The challenge is a "university-wide student competition to create innovative solutions to real-world media and communication problems." Each year, Ohio University's Scripps College of Communication posts several real-world challenges that media organizations are facing. The idea is that students will form teams, and tackle one of the problems over the course of several months. The potential takeaway is $25,000 in prize money, and the chance to further develop your solution with the people in the field who are facing that problem.
There are several challenges, but the one that drew my eye focuses on audience engagement. Mashable has teamed up with the college to provide this particular challenge, and is offering a trip to its Social Good Summit for the best solution.
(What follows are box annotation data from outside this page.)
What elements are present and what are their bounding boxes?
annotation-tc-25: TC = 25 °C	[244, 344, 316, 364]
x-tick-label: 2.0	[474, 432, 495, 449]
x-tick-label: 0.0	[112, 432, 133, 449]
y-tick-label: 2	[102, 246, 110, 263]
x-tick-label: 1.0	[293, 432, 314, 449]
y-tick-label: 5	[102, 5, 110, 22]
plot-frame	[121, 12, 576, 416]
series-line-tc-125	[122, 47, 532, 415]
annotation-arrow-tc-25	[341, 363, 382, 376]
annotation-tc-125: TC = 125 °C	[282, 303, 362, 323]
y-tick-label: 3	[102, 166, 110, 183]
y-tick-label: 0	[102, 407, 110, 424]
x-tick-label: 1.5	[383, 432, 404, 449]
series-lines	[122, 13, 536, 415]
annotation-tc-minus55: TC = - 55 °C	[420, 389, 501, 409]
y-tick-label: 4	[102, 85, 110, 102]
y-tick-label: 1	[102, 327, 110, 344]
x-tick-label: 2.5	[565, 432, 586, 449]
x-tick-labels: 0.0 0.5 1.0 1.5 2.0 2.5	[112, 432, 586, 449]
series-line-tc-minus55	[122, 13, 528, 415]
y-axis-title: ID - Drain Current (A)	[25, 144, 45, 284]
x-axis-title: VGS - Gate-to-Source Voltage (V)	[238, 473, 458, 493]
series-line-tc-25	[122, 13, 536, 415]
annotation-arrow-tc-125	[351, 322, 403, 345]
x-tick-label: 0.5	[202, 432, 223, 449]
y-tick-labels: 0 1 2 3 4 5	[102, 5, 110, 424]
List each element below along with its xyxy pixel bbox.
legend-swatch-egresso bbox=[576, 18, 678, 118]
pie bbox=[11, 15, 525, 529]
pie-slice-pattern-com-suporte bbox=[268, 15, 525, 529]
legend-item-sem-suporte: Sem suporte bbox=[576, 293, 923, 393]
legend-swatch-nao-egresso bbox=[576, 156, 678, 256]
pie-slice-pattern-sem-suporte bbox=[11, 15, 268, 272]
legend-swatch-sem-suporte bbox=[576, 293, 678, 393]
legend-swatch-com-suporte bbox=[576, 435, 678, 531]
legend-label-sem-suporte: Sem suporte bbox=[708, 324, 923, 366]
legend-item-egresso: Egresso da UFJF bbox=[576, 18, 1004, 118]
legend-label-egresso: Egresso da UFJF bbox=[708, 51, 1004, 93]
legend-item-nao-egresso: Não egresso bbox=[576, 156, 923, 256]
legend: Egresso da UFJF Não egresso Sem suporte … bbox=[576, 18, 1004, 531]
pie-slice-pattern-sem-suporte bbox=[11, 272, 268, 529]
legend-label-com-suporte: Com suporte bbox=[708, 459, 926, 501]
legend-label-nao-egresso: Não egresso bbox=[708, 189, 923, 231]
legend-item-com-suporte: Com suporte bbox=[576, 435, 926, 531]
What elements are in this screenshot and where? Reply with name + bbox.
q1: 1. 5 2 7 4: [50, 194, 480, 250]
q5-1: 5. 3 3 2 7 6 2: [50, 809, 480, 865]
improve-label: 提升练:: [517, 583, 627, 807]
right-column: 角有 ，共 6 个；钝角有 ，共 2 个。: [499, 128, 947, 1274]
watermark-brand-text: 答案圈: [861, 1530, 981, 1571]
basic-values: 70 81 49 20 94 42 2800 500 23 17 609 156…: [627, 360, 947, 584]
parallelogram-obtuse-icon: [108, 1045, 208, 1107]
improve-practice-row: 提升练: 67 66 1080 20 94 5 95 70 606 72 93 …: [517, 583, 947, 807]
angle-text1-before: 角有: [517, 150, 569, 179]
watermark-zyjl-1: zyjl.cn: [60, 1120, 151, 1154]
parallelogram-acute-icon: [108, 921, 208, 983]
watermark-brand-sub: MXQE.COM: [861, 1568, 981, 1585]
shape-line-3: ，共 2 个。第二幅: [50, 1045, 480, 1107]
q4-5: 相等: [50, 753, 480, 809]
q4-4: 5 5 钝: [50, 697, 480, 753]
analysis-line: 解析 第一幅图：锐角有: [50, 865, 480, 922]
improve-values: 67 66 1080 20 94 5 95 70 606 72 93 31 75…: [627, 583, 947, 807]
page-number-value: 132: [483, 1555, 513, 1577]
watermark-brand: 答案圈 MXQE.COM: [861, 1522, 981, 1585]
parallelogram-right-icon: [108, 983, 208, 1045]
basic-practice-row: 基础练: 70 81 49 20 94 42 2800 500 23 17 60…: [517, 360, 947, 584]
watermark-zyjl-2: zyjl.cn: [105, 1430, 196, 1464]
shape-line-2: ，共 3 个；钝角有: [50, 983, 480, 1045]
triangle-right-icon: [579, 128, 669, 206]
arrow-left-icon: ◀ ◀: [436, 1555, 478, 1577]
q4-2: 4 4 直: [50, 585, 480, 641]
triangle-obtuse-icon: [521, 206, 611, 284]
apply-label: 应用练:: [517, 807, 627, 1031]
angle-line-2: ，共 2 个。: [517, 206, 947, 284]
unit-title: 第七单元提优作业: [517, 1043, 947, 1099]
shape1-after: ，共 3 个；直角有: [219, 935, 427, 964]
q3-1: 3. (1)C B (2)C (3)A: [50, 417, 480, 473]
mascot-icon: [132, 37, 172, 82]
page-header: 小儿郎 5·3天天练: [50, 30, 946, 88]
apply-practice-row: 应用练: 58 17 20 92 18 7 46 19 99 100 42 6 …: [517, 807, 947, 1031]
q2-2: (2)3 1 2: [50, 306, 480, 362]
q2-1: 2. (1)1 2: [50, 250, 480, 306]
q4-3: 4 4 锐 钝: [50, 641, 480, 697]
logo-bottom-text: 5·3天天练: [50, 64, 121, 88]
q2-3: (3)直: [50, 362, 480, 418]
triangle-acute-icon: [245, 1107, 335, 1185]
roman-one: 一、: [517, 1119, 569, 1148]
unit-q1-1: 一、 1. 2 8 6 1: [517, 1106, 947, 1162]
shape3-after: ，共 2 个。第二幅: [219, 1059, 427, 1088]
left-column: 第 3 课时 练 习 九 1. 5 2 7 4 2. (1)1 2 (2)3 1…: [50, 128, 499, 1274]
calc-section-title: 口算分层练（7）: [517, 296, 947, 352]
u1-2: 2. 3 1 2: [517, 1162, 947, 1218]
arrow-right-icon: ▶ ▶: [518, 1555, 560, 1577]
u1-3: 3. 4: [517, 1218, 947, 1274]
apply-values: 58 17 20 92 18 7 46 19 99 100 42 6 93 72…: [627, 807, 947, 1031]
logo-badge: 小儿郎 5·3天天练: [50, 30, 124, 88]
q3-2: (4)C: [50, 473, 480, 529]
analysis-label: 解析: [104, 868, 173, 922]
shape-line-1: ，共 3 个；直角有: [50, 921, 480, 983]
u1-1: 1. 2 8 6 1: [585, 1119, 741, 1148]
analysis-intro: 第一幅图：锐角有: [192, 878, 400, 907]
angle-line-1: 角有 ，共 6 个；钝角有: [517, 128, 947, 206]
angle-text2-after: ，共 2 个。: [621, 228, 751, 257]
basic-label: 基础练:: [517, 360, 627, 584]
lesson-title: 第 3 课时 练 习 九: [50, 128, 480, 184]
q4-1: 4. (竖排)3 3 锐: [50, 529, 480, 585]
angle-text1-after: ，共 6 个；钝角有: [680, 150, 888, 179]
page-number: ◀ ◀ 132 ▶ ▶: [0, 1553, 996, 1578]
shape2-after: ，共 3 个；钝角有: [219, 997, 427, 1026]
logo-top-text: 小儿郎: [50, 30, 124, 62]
"[The] Challenge: Come up with a way to intrigue and motivate a connected audience to better interact with publishing sites. The goal is for the publishing site to increase reader feedback that it can use to deepen audience engagement, and for the person offering the feedback to be meaningfully rewarded for their effort."
I recruited Jeremy, the guy in the background of the above photo, to help with the project and we have become quite the dynamic duo. We've adopted a slimmed down Agile operation where we set deliverable goals for each one-week sprint. So far, tasks have included reaching out to specific industry professionals, or finding a certain number of supportive research articles. This week, we are working to create the skeleton of our solution.
The process feels fantastic. There is a real problem that we are creating a real solution to. We set goals each week, and have had some difficulty in meeting them, but we are getting better at setting and working towards completing them. With all the stress of the student paper and school work, having a project you're passionate about makes all the difference.
Over the next few months, I will be talking about the process as much as I can while not giving away our solutions, because it is a competition at the end of the day. The next few weeks will involve finalizing our solution, really figuring out where the weak points are.
I'm excited for the results. Even if we don't end up winning, the practice and process of creating innovative solutions feels right. It's the type of thing I want to be doing in a real newsroom.